There are no yellow parking lines where he stopped on Garrison Lane, alongside the Wesleyan Chapel wall, although stopping in that space did mean some motorists had a tight squeeze to get past.
And if drivers honking their horns didn’t get the message through, what turned out to be a fake parking ticket might have given him something to think about.
The driver went to the police after reading the warning, which threatened to tow and impound the vehicle.
Sgt Colin Taylor says anyone posting prank tickets could potentially do prison time or face a fine.
Colin’s had experience of one of these joke’s backfiring before. In 2011, the police team were unfairly criticised after islanders mistakenly thought they had issued parking tickets on New Year’s Day.

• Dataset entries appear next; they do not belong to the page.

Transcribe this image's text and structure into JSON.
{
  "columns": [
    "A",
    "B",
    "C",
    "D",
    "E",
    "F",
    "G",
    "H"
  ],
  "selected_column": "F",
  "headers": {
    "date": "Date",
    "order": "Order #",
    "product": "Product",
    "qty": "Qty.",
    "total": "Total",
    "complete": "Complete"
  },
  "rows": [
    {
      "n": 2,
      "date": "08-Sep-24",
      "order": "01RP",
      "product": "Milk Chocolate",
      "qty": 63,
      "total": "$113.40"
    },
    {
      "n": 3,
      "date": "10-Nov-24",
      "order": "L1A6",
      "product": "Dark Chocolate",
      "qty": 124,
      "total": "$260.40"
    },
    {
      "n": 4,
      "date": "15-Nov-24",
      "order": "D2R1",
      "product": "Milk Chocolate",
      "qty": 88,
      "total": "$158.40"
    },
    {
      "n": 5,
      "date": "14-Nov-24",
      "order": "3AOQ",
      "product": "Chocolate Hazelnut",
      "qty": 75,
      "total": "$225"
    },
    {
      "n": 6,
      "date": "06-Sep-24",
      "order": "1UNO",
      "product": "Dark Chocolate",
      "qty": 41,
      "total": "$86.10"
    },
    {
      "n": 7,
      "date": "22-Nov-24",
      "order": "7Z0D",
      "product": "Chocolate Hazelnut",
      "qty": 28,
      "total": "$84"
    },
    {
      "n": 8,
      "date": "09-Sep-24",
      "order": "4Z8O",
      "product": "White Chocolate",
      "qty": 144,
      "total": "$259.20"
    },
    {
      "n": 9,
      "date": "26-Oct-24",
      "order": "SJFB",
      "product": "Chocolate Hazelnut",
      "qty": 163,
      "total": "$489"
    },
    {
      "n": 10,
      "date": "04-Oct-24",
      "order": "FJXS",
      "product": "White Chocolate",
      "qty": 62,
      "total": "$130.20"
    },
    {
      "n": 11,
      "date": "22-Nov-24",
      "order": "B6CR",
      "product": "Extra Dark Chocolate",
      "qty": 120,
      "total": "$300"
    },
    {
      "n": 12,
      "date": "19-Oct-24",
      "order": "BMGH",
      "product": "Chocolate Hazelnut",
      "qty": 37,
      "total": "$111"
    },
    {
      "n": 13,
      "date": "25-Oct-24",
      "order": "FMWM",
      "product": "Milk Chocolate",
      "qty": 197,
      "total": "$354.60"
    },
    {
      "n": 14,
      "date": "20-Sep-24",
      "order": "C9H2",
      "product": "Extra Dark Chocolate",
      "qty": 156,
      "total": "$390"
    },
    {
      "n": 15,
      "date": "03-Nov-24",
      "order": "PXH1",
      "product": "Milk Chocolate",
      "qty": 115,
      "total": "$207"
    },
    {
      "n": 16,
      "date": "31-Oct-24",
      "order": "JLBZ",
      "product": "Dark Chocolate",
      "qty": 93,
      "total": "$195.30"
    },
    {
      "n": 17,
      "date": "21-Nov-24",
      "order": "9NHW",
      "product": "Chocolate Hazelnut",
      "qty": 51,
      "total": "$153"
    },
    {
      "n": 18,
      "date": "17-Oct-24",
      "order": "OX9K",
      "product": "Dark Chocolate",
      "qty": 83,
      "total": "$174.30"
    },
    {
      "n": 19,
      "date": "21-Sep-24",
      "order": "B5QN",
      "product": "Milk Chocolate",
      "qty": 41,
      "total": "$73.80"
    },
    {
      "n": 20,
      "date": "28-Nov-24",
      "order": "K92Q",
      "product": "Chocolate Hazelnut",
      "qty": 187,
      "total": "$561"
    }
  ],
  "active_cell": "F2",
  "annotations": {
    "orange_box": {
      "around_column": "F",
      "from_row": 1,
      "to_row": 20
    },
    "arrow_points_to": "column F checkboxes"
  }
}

The penalty notices were placed by a local in his fancy dress role as a traffic warden.
The issue only came to light following feedback to the Community Policing Survey, when a resident mentioned what they felt was a mean-spirited, ‘draconian’ approach by local officers.
At the time, Colin says he appreciated the humour but the incident had created a “potentially harmful rumour that could erode trust in my not-so-heavy-handed approach to policing Scilly.”
The police say they always sign genuine parking notifications with their name and badge number.